US Secretary of State John Kerry visited the revered memorial to Hiroshima’s atomic bombing, seven decades after the United States used the weapon for the first time in history while a senior American official travelling with Kerry said no apology would occur.
Kerry on Monday became the most senior American official to travel to city, touring its peace museum with other foreign ministers of the Group of Seven industrialized nations and laying a wreath at the adjoining park’s stone-arched monument 70 years after the horrific bombing which killed 140,000 Japanese.
“I want to express on a personal level how deeply honoured I am, how deeply moved I am” to be the first US secretary of state to visit the memorial, he told reporters.
The ministers departed with origami cranes in their national colors around their necks, Kerry draped in red, white and blue.

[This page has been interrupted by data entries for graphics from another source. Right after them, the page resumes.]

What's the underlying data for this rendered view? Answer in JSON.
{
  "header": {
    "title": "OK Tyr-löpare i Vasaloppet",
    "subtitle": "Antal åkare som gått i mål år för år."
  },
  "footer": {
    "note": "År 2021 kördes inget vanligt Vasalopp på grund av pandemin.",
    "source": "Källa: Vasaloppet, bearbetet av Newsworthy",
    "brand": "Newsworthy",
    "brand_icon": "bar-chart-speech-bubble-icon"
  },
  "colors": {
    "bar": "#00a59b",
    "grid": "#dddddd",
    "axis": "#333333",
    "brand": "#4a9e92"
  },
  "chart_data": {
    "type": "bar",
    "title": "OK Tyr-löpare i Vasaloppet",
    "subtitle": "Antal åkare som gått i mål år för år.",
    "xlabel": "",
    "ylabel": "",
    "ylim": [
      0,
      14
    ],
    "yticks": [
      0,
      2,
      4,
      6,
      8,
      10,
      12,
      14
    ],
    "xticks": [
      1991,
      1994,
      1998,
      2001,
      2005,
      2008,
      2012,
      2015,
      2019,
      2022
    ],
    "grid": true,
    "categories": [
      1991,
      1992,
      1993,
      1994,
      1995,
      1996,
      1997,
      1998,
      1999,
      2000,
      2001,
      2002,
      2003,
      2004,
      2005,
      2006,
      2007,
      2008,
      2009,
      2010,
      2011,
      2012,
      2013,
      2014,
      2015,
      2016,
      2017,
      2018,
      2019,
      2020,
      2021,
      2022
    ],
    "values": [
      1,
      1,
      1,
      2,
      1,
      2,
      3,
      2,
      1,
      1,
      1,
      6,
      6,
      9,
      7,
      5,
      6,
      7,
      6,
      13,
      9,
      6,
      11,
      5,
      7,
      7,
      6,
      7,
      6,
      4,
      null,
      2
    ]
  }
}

“Everyone in the world should see and feel the power of this memorial,” Kerry wrote in the museum’s guest book. “It is a stark, harsh, compelling reminder not only of our obligation to end the threat of nuclear weapons, but to rededicate all our effort to avoid war itself. “ “War must be the last resort _ never the first choice,” he added.
“This memorial compels us all to redouble our efforts to change the world, to find peace and build the future so yearned for by citizens everywhere. “ Kerry’s appearance, just footsteps away from Ground Zero, completed an evolution for the United States, whose leaders avoided the city for many years because of political sensitivities.
No serving US president has visited the site, and it took 65 years for a US ambassador to attend Hiroshima’s annual memorial service.